The importance of communication during a massage session
Whether it is your first massage or your 100th, one of the most important things you as a client can do to make your session the best and most effective it can be, is to have open communication with your massage therapist.
A good massage therapist can do a lot of things, but reading your mind is not one of them.
Letting the therapist know how you feel, informing her or him on what your needs are and technique preferences can ensure you get the massage your body and mind need to bring balance into your life.
In order to benefit fully from your treatment there should be communication before, during and after your massage.

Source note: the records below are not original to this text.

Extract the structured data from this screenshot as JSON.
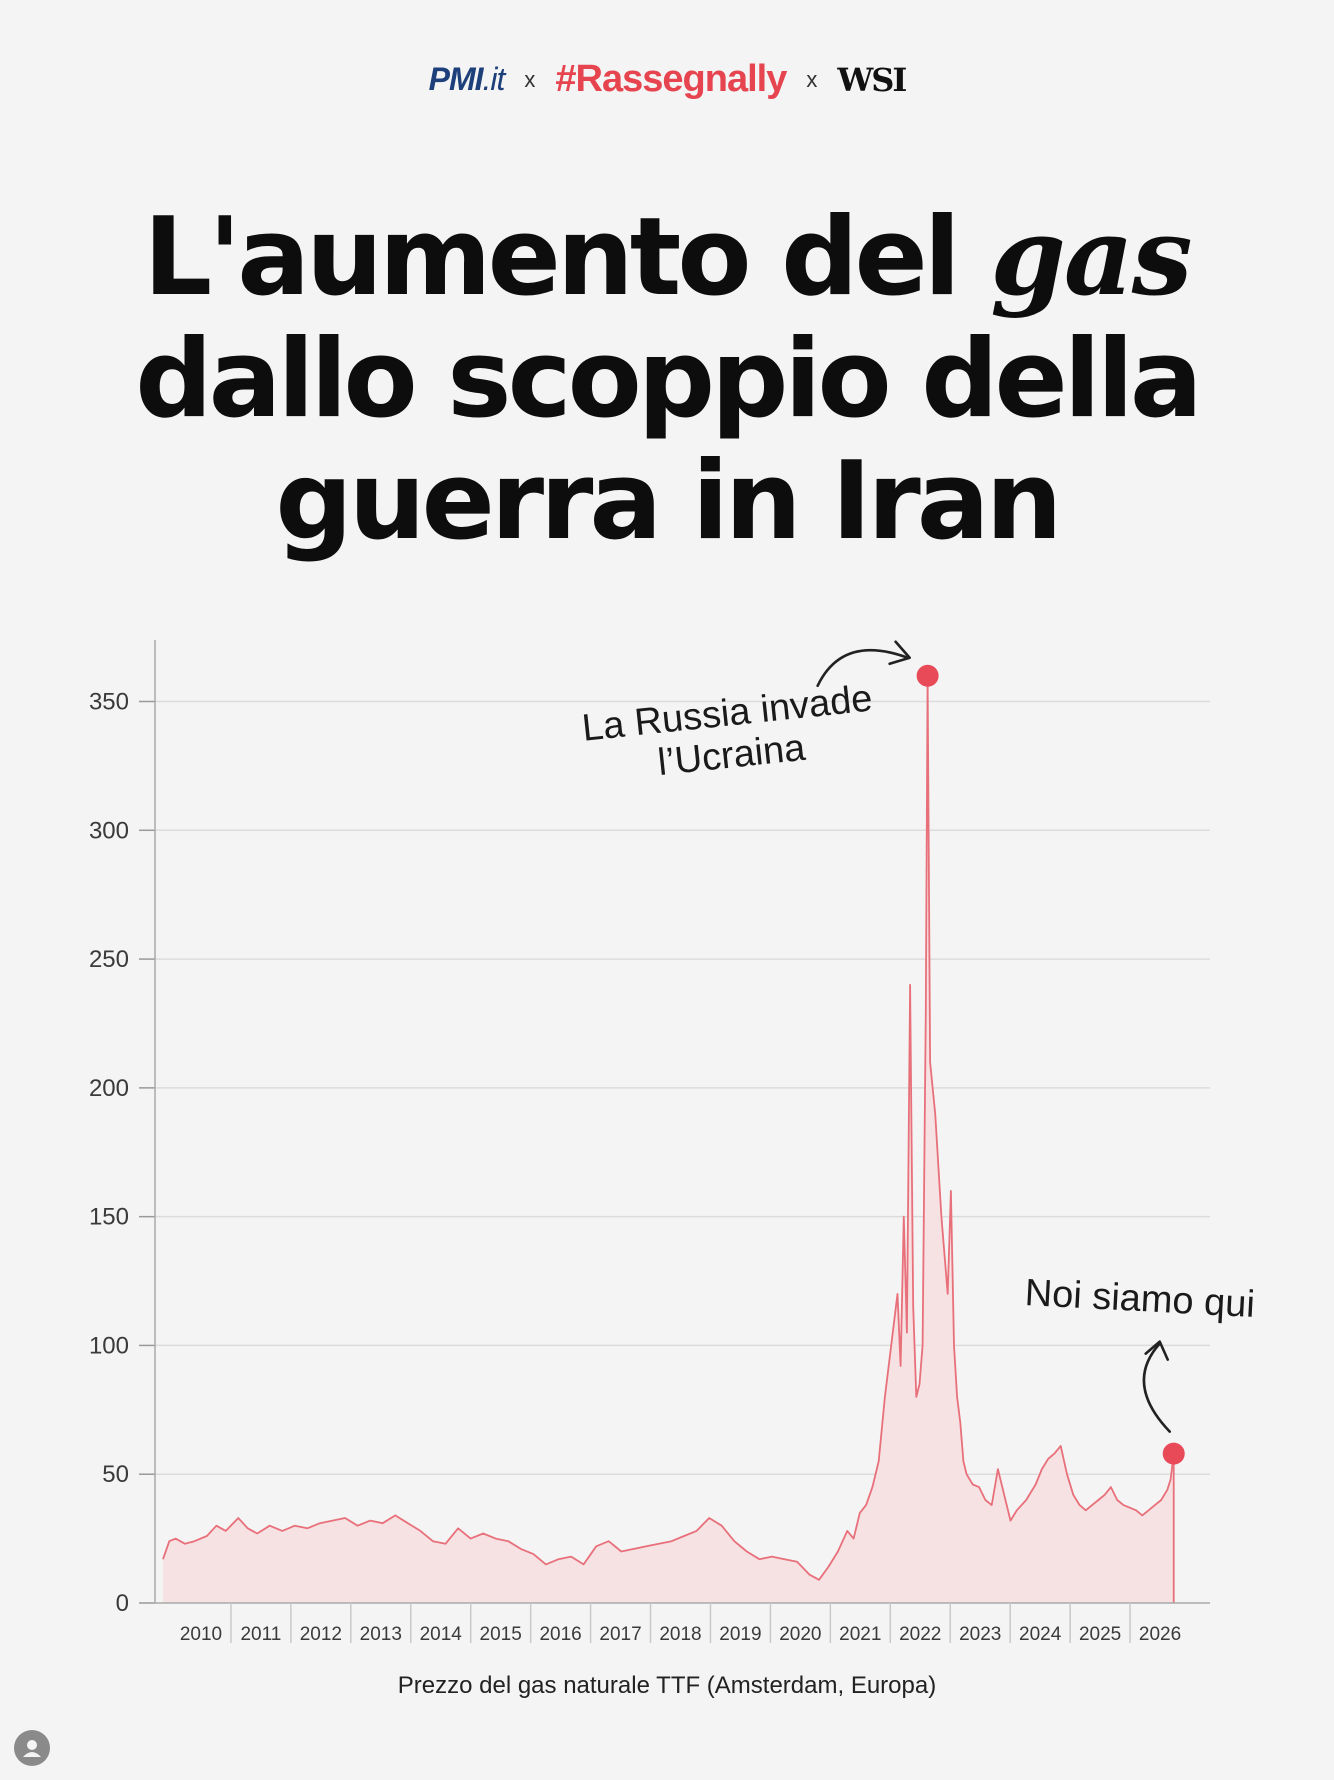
{
  "brands": {
    "pmi": "PMI",
    "pmi_suffix": ".it",
    "separator1": "x",
    "rassegnally": "#Rassegnally",
    "separator2": "x",
    "wsi": "WSI"
  },
  "title": {
    "line1_a": "L'aumento del ",
    "line1_b": "gas",
    "line2": "dallo scoppio della",
    "line3": "guerra in Iran"
  },
  "annotations": {
    "russia_line1": "La Russia invade",
    "russia_line2": "l’Ucraina",
    "here": "Noi siamo qui"
  },
  "caption": "Prezzo del gas naturale TTF (Amsterdam, Europa)",
  "colors": {
    "line": "#e8707a",
    "fill": "#f6e1e3",
    "marker": "#e84a58",
    "grid": "#dcdcdc"
  },
  "chart_data": {
    "type": "area",
    "title": "",
    "xlabel": "Prezzo del gas naturale TTF (Amsterdam, Europa)",
    "ylabel": "",
    "xlim": [
      2009.7,
      2026.2
    ],
    "ylim": [
      0,
      370
    ],
    "grid": true,
    "y_ticks": [
      0,
      50,
      100,
      150,
      200,
      250,
      300,
      350
    ],
    "x_tick_labels": [
      "2010",
      "2011",
      "2012",
      "2013",
      "2014",
      "2015",
      "2016",
      "2017",
      "2018",
      "2019",
      "2020",
      "2021",
      "2022",
      "2023",
      "2024",
      "2025",
      "2026"
    ],
    "series": [
      {
        "name": "",
        "x": [
          2010.0,
          2010.1,
          2010.2,
          2010.35,
          2010.5,
          2010.7,
          2010.85,
          2011.0,
          2011.2,
          2011.35,
          2011.5,
          2011.7,
          2011.9,
          2012.1,
          2012.3,
          2012.5,
          2012.7,
          2012.9,
          2013.1,
          2013.3,
          2013.5,
          2013.7,
          2013.9,
          2014.1,
          2014.3,
          2014.5,
          2014.7,
          2014.9,
          2015.1,
          2015.3,
          2015.5,
          2015.7,
          2015.9,
          2016.1,
          2016.3,
          2016.5,
          2016.7,
          2016.9,
          2017.1,
          2017.3,
          2017.5,
          2017.7,
          2017.9,
          2018.1,
          2018.3,
          2018.5,
          2018.7,
          2018.9,
          2019.1,
          2019.3,
          2019.5,
          2019.7,
          2019.9,
          2020.1,
          2020.3,
          2020.45,
          2020.6,
          2020.75,
          2020.9,
          2021.0,
          2021.1,
          2021.2,
          2021.3,
          2021.4,
          2021.5,
          2021.6,
          2021.7,
          2021.75,
          2021.8,
          2021.85,
          2021.9,
          2021.95,
          2022.0,
          2022.05,
          2022.1,
          2022.15,
          2022.18,
          2022.22,
          2022.3,
          2022.4,
          2022.5,
          2022.55,
          2022.6,
          2022.65,
          2022.7,
          2022.75,
          2022.8,
          2022.85,
          2022.9,
          2023.0,
          2023.1,
          2023.2,
          2023.3,
          2023.4,
          2023.5,
          2023.6,
          2023.75,
          2023.9,
          2024.0,
          2024.1,
          2024.2,
          2024.3,
          2024.4,
          2024.5,
          2024.6,
          2024.7,
          2024.8,
          2024.9,
          2025.0,
          2025.1,
          2025.2,
          2025.3,
          2025.4,
          2025.5,
          2025.6,
          2025.7,
          2025.8,
          2025.9,
          2026.0,
          2026.05,
          2026.1
        ],
        "values": [
          17,
          24,
          25,
          23,
          24,
          26,
          30,
          28,
          33,
          29,
          27,
          30,
          28,
          30,
          29,
          31,
          32,
          33,
          30,
          32,
          31,
          34,
          31,
          28,
          24,
          23,
          29,
          25,
          27,
          25,
          24,
          21,
          19,
          15,
          17,
          18,
          15,
          22,
          24,
          20,
          21,
          22,
          23,
          24,
          26,
          28,
          33,
          30,
          24,
          20,
          17,
          18,
          17,
          16,
          11,
          9,
          14,
          20,
          28,
          25,
          35,
          38,
          45,
          55,
          80,
          100,
          120,
          92,
          150,
          105,
          240,
          115,
          80,
          85,
          100,
          230,
          360,
          210,
          190,
          150,
          120,
          160,
          100,
          80,
          70,
          55,
          50,
          48,
          46,
          45,
          40,
          38,
          52,
          42,
          32,
          36,
          40,
          46,
          52,
          56,
          58,
          61,
          50,
          42,
          38,
          36,
          38,
          40,
          42,
          45,
          40,
          38,
          37,
          36,
          34,
          36,
          38,
          40,
          44,
          48,
          58
        ]
      }
    ],
    "highlights": [
      {
        "label": "La Russia invade l’Ucraina",
        "x": 2022.18,
        "y": 360
      },
      {
        "label": "Noi siamo qui",
        "x": 2026.1,
        "y": 58
      }
    ]
  }
}
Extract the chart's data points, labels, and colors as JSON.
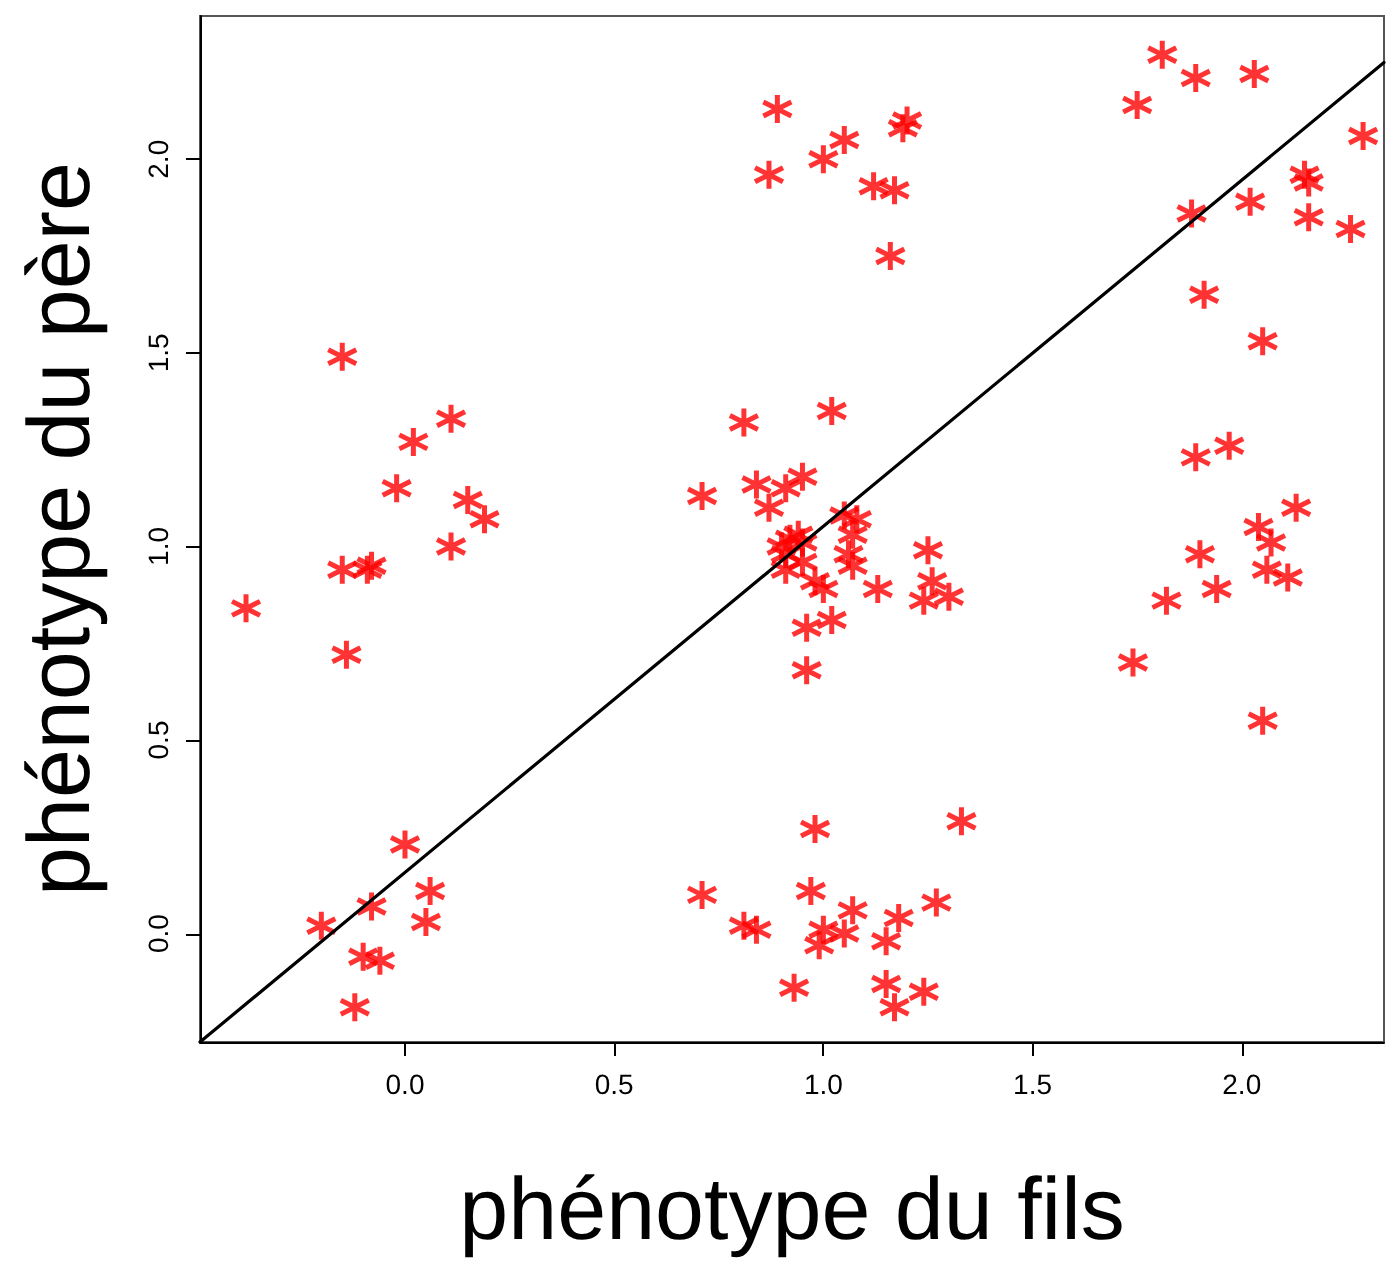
{
  "chart_data": {
    "type": "scatter",
    "xlabel": "phénotype du fils",
    "ylabel": "phénotype du père",
    "xlim": [
      -0.49,
      2.34
    ],
    "ylim": [
      -0.28,
      2.37
    ],
    "xticks": [
      {
        "value": 0,
        "label": "0.0"
      },
      {
        "value": 0.5,
        "label": "0.5"
      },
      {
        "value": 1,
        "label": "1.0"
      },
      {
        "value": 1.5,
        "label": "1.5"
      },
      {
        "value": 2,
        "label": "2.0"
      }
    ],
    "yticks": [
      {
        "value": 0,
        "label": "0.0"
      },
      {
        "value": 0.5,
        "label": "0.5"
      },
      {
        "value": 1,
        "label": "1.0"
      },
      {
        "value": 1.5,
        "label": "1.5"
      },
      {
        "value": 2,
        "label": "2.0"
      }
    ],
    "grid": false,
    "series": [
      {
        "marker": "cross",
        "color": "#ff0000",
        "x": [
          -0.38,
          -0.15,
          -0.15,
          -0.08,
          -0.09,
          -0.14,
          -0.02,
          0.02,
          0.11,
          0.11,
          0.15,
          0.19,
          0.0,
          0.06,
          0.05,
          -0.08,
          -0.2,
          -0.1,
          -0.06,
          -0.12,
          0.89,
          0.87,
          1.0,
          1.05,
          1.19,
          1.2,
          1.12,
          1.17,
          1.16,
          0.81,
          1.02,
          0.71,
          0.84,
          0.91,
          0.95,
          0.87,
          0.92,
          0.94,
          0.9,
          0.95,
          0.91,
          0.91,
          0.95,
          0.98,
          1.0,
          1.08,
          1.05,
          1.07,
          1.06,
          1.07,
          1.13,
          1.25,
          1.26,
          1.24,
          1.3,
          0.96,
          1.02,
          0.96,
          0.98,
          1.33,
          0.71,
          0.97,
          1.07,
          1.0,
          1.05,
          0.99,
          0.81,
          0.84,
          1.18,
          1.15,
          1.27,
          0.93,
          1.15,
          1.24,
          1.17,
          1.81,
          1.75,
          1.89,
          2.03,
          2.29,
          2.15,
          2.16,
          2.02,
          1.88,
          2.16,
          2.26,
          1.91,
          2.05,
          1.97,
          1.89,
          2.13,
          2.04,
          2.07,
          1.9,
          2.06,
          2.11,
          1.94,
          1.82,
          1.74,
          2.05
        ],
        "values": [
          0.84,
          1.49,
          0.94,
          0.95,
          0.94,
          0.72,
          1.15,
          1.27,
          1.33,
          1.0,
          1.12,
          1.07,
          0.23,
          0.11,
          0.03,
          0.07,
          0.02,
          -0.06,
          -0.07,
          -0.19,
          2.13,
          1.96,
          2.0,
          2.05,
          2.08,
          2.1,
          1.93,
          1.92,
          1.75,
          1.32,
          1.35,
          1.13,
          1.16,
          1.15,
          1.18,
          1.1,
          1.02,
          1.03,
          1.0,
          1.01,
          0.98,
          0.94,
          0.96,
          0.91,
          0.89,
          1.07,
          1.08,
          1.03,
          0.98,
          0.95,
          0.89,
          0.99,
          0.91,
          0.86,
          0.87,
          0.79,
          0.81,
          0.68,
          0.27,
          0.29,
          0.1,
          0.11,
          0.06,
          0.01,
          0.0,
          -0.03,
          0.02,
          0.01,
          0.04,
          -0.02,
          0.08,
          -0.14,
          -0.13,
          -0.15,
          -0.19,
          2.27,
          2.14,
          2.21,
          2.22,
          2.06,
          1.96,
          1.94,
          1.89,
          1.86,
          1.85,
          1.82,
          1.65,
          1.53,
          1.26,
          1.23,
          1.1,
          1.05,
          1.01,
          0.98,
          0.94,
          0.92,
          0.89,
          0.86,
          0.7,
          0.55
        ]
      },
      {
        "type": "line",
        "marker": "none",
        "color": "#000000",
        "x": [
          -0.49,
          2.34
        ],
        "values": [
          -0.28,
          2.25
        ]
      }
    ]
  }
}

Communication before the massage.
Before the session begins your massage therapist will do what is called an “intake.” This consists of asking questions about your health and current situation.
For a first-timer, this may take as long as half an hour. For a repeat client it will be shorter. This is the time to let the therapist know if you have any aches or pains, recent surgeries or injuries and if there is stress in your life.
-You should express any concerns or preferences. Tell them how you like your pressure, if there is anything that needs to be avoided or if you would like them to focus on a particular area or issue.
-If you’re not familiar with massage have them explain some of the benefits and tell them specifically what you expect.
For example, “I have really bad headaches, I’m looking for some relief.” Or “I really just want to relax and unwind.”
-Make it clear if you need to have anything adjusted before the massage begins such as the temperature, the music or the head cradle.
It’s your massage and the treatment should be personalized for you.
Communication during the Massage.
In addition to communicating during the intake, it is also important to communicate with your massage therapist during the session.
-If the therapist asks you, «How are you feeling?” Be as specific as possible with your answers so the therapist can address changes immediately.
-Let the therapist know if you are cold, are uncomfortable, if you don’t like the music or it’s too loud. What seems as minor discomfort can become a major frustrating during the session and have a negative influence on your state of wellbeing.
-Let the therapist know if the pressure is too strong or too weak. Pressure can easily be adjusted and you should never suffer in pain throughout the massage.
-If you would like to have the therapist work longer or shorter on a specific area let him or her know. For instance if you would like to have your feet massaged a little longer, or a certain muscle needs some extra work. A massage can be adjusted at any time.
Communication after the massage.
When the therapist asks you ‘how do you feel or if you are satisfied with the treatment’? be as precise as possible in communicating exactly what you experienced.
The therapist will write it down so if you book again this information is very valuable in order to immediately pick up from where you left it.
-Ask any questions if you have them. For instant,’ is it normal I feel like this’, ‘why is this muscle score’ or ‘is it ok I fell asleep’? Any question deserves a clear answer.
-Reschedule another appointment. Some therapists get very booked during certain periods and you may have to wait several weeks for an appointment if you don’t re-book immediately.
In order to receive the most benefit from massage, you need to feel comfortable and relaxed.
A big part of this is developing a sense of trust and understanding between you and your therapist.
In such a personal relationship as massage, we can see how interpersonal communication can make or break this experience.
A two-way conversation between client and therapist is the best way to get the ultimate massage experience.